Edito

Le temps passe, on ne veut plus voir les problèmes

Ils ont fui l’Afghanistan avec femmes et enfants ou encore Idlib en Syrie parce qu’ils sont là-bas en permanence menacés de mort. Alors après de gros sacrifices financiers, ils se retrouvent pour une partie d’entre eux, dans le camp de Moria sur l’île grecque de Lesbos. (Arte reportage ;  https://www.arte.tv/fr/videos/095311-000-A/plongee-dans-l-enfer-de-moria/ )

Un camp composé de tentes sommaires en plastique fait pour accueillir 7000 personnes. Le problème c’est qu’ils sont aujourd’hui plus de 20 000. Ces exilés attendent depuis des mois voire des années que l’Europe examine au moins leur cas pour éventuellement leur proposer une vie décente. Désespoir, saleté, pauvreté, trahison se dégagent du reportage Arte. La seule chose qu’on voit s’épanouir en ce lieu, c’est l’indignité.

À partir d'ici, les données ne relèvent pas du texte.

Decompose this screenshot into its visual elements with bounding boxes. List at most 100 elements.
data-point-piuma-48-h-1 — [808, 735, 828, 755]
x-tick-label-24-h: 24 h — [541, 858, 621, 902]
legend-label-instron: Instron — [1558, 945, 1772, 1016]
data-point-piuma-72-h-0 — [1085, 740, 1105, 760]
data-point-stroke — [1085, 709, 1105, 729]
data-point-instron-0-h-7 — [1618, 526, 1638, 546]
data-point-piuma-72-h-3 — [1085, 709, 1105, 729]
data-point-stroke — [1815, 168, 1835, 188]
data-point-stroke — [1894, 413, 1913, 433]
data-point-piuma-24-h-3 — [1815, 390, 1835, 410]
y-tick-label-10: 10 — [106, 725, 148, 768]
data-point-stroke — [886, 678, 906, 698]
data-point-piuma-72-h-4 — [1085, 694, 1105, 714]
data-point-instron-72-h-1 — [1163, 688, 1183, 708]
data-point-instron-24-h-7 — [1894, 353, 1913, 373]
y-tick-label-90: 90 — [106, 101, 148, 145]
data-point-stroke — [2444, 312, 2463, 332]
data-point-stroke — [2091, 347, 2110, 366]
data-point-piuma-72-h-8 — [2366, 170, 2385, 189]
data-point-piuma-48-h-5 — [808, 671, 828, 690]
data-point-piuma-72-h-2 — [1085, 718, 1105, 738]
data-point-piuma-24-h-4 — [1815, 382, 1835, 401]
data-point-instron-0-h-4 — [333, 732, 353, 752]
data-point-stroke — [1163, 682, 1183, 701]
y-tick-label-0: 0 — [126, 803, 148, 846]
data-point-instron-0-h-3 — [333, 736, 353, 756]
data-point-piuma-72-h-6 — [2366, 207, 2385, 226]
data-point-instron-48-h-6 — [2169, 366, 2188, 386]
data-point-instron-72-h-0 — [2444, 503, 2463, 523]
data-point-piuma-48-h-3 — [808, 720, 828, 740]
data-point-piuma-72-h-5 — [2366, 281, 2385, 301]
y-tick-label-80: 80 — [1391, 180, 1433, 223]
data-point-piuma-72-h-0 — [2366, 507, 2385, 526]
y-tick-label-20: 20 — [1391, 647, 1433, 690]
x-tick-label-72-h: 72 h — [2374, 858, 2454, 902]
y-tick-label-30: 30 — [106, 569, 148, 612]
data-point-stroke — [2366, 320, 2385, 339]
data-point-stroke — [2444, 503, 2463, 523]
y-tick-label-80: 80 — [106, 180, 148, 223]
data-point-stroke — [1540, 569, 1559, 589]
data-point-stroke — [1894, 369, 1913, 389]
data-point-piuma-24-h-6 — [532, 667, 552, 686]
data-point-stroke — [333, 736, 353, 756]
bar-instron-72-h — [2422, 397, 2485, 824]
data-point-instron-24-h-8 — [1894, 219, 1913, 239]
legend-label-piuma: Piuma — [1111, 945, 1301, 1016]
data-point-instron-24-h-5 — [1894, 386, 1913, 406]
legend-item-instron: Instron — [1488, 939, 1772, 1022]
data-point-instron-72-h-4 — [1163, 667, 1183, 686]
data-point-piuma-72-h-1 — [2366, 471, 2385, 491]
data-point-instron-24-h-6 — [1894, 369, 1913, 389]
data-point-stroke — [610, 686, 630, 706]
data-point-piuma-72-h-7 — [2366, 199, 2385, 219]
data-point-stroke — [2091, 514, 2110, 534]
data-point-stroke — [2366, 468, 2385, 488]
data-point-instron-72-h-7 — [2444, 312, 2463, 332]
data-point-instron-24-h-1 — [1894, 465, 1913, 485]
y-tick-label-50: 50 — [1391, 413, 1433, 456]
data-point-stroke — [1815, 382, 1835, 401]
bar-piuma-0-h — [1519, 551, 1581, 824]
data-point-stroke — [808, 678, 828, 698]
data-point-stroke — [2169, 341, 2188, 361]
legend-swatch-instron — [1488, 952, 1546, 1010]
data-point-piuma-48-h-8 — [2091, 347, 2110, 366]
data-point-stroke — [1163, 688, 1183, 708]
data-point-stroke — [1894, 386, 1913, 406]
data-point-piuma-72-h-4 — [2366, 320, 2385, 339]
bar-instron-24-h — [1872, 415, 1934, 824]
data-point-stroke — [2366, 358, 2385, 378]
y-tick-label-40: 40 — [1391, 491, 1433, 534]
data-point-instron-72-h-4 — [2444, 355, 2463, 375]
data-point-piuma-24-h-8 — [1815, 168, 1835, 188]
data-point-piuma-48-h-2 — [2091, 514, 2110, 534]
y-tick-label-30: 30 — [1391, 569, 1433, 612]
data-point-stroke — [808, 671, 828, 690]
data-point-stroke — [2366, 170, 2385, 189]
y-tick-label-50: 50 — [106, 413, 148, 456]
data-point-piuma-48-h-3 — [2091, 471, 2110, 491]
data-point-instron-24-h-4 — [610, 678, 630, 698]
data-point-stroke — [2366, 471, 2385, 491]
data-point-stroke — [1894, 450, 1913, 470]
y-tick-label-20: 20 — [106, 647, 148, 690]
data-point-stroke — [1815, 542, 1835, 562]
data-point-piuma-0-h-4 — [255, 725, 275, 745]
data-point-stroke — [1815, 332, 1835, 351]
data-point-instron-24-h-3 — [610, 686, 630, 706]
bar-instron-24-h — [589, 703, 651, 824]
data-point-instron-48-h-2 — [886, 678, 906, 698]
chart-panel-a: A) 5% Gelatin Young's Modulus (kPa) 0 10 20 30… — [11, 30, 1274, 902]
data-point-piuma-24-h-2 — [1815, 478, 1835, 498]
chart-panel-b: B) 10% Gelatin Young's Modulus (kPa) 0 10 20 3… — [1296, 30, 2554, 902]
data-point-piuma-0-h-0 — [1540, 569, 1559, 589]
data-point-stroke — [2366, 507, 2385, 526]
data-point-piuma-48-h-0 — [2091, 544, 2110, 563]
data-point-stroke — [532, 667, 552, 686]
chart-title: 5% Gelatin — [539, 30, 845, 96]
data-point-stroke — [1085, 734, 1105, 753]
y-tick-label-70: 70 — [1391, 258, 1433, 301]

Alors des réflexions nous viennent.

L’ile de Lesbos est-elle trop éloignée pour que l’Europe n’y voit pas la détresse ou alors n’y a-t-il plus que 26 membres dans l’UE, la Grèce en étant évincée ? Toujours est-il qu’elle est laissée parfaitement seule donc condamnée à accepter l’occupation de son territoire par des exilés et partager avec eux pauvreté, colères et amertume. Certes la Grèce n’est pas le seul pays à souffrir de cette situation elle a seulement la malchance comme les autres de se trouver en bordure de la Méditerranée. L’habitude des catastrophes humanitaire crée un espace entre victimes et observateurs qui efface progressivement émotion et empathie. Ainsi les insomnies de l’Europe si elle en a, ne sont certainement pas dus au spectacle de la misère à quelques encablures de leur capitale. Et puis il est aussi facile de marteler que ces problèmes n’incombent pas forcément à la seule Europe, ne sont-ils pas aussi un problème mondial que l’ONU pourrait prendre à son compte ?

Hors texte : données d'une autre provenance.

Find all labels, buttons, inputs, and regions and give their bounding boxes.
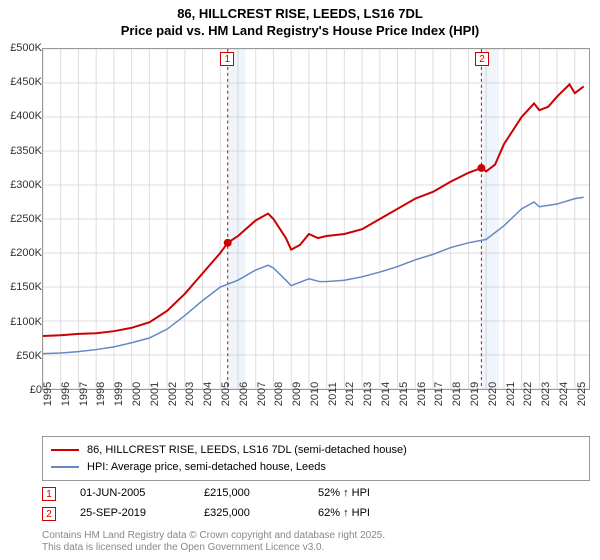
x-axis-tick: 2019 bbox=[469, 382, 481, 406]
x-axis-tick: 2006 bbox=[238, 382, 250, 406]
x-axis-tick: 2016 bbox=[416, 382, 428, 406]
x-axis-tick: 1998 bbox=[95, 382, 107, 406]
legend-swatch bbox=[51, 466, 79, 468]
x-axis-tick: 2023 bbox=[540, 382, 552, 406]
y-axis-tick: £350K bbox=[0, 145, 42, 157]
x-axis-tick: 2018 bbox=[451, 382, 463, 406]
y-axis-tick: £0 bbox=[0, 384, 42, 396]
x-axis-tick: 1997 bbox=[78, 382, 90, 406]
x-axis-tick: 2000 bbox=[131, 382, 143, 406]
x-axis-tick: 2022 bbox=[522, 382, 534, 406]
event-price: £325,000 bbox=[204, 504, 294, 524]
event-marker-icon: 2 bbox=[42, 507, 56, 521]
x-axis-tick: 2015 bbox=[398, 382, 410, 406]
event-marker-icon: 1 bbox=[42, 487, 56, 501]
y-axis-tick: £200K bbox=[0, 247, 42, 259]
x-axis-tick: 2008 bbox=[273, 382, 285, 406]
y-axis-tick: £450K bbox=[0, 76, 42, 88]
x-axis-tick: 2005 bbox=[220, 382, 232, 406]
event-date: 25-SEP-2019 bbox=[80, 504, 180, 524]
x-axis-tick: 1996 bbox=[60, 382, 72, 406]
y-axis-tick: £400K bbox=[0, 110, 42, 122]
event-pct: 62% ↑ HPI bbox=[318, 504, 370, 524]
title-line1: 86, HILLCREST RISE, LEEDS, LS16 7DL bbox=[0, 6, 600, 23]
x-axis-tick: 2009 bbox=[291, 382, 303, 406]
x-axis-tick: 2004 bbox=[202, 382, 214, 406]
legend-label: HPI: Average price, semi-detached house,… bbox=[87, 459, 326, 476]
x-axis-tick: 2003 bbox=[184, 382, 196, 406]
y-axis-tick: £250K bbox=[0, 213, 42, 225]
chart-title: 86, HILLCREST RISE, LEEDS, LS16 7DL Pric… bbox=[0, 0, 600, 40]
event-pct: 52% ↑ HPI bbox=[318, 484, 370, 504]
x-axis-tick: 1995 bbox=[42, 382, 54, 406]
y-axis-tick: £300K bbox=[0, 179, 42, 191]
legend-label: 86, HILLCREST RISE, LEEDS, LS16 7DL (sem… bbox=[87, 442, 407, 459]
y-axis-tick: £500K bbox=[0, 42, 42, 54]
x-axis-tick: 2011 bbox=[327, 382, 339, 406]
y-axis-tick: £100K bbox=[0, 316, 42, 328]
title-line2: Price paid vs. HM Land Registry's House … bbox=[0, 23, 600, 40]
x-axis-tick: 2002 bbox=[167, 382, 179, 406]
legend: 86, HILLCREST RISE, LEEDS, LS16 7DL (sem… bbox=[42, 436, 590, 481]
event-marker-flag: 1 bbox=[220, 52, 234, 66]
event-row: 2 25-SEP-2019 £325,000 62% ↑ HPI bbox=[42, 504, 590, 524]
x-axis-tick: 2014 bbox=[380, 382, 392, 406]
x-axis-tick: 1999 bbox=[113, 382, 125, 406]
event-row: 1 01-JUN-2005 £215,000 52% ↑ HPI bbox=[42, 484, 590, 504]
x-axis-tick: 2020 bbox=[487, 382, 499, 406]
x-axis-tick: 2012 bbox=[344, 382, 356, 406]
legend-swatch bbox=[51, 449, 79, 451]
chart-plot-area bbox=[42, 48, 590, 390]
x-axis-tick: 2013 bbox=[362, 382, 374, 406]
x-axis-tick: 2021 bbox=[505, 382, 517, 406]
footer-line2: This data is licensed under the Open Gov… bbox=[42, 542, 385, 554]
y-axis-tick: £150K bbox=[0, 281, 42, 293]
footer-line1: Contains HM Land Registry data © Crown c… bbox=[42, 530, 385, 542]
footer-attribution: Contains HM Land Registry data © Crown c… bbox=[42, 530, 385, 554]
x-axis-tick: 2007 bbox=[256, 382, 268, 406]
event-date: 01-JUN-2005 bbox=[80, 484, 180, 504]
x-axis-tick: 2001 bbox=[149, 382, 161, 406]
event-marker-flag: 2 bbox=[475, 52, 489, 66]
event-price: £215,000 bbox=[204, 484, 294, 504]
x-axis-tick: 2025 bbox=[576, 382, 588, 406]
x-axis-tick: 2024 bbox=[558, 382, 570, 406]
y-axis-tick: £50K bbox=[0, 350, 42, 362]
legend-item-hpi: HPI: Average price, semi-detached house,… bbox=[51, 459, 581, 476]
events-table: 1 01-JUN-2005 £215,000 52% ↑ HPI 2 25-SE… bbox=[42, 484, 590, 524]
x-axis-tick: 2010 bbox=[309, 382, 321, 406]
legend-item-price-paid: 86, HILLCREST RISE, LEEDS, LS16 7DL (sem… bbox=[51, 442, 581, 459]
x-axis-tick: 2017 bbox=[433, 382, 445, 406]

Pour un minimum de réaction, il faut les menaces d’un Erdogan qu’on calme à grands coups de milliards afin qu’il rende ses frontières plus hermétiques aux migrants. On se rend compte aujourd’hui que la plupart des frontières des pays du Maghreb ont été dessinées par l’Europe à main levée sur des cartes et que le mince trait de crayon n’a tenu compte ni des ethnies, ni des traditions.

Lesbos, et le camp de Moria, ne se contentent pas d’être le bout du monde ; on peut aussi reprendre la formule de Michel Foucault qui décrivait les anormaux parqués au Moyen-Âge à la porte des villes : « Son exclusion doit l’enclore ; s’il ne peut et ne doit avoir d’autre prison que le seuil lui-même, on le retient sur le lieu du passage. Il est mis à l’intérieur de l’extérieur, et inversement. »

Les aménagements du camp de Lesbos laissent entrevoir aux autochtones la durabilité de la situation ce qui suscite des affrontements avec exilés et forces anti-émeutes.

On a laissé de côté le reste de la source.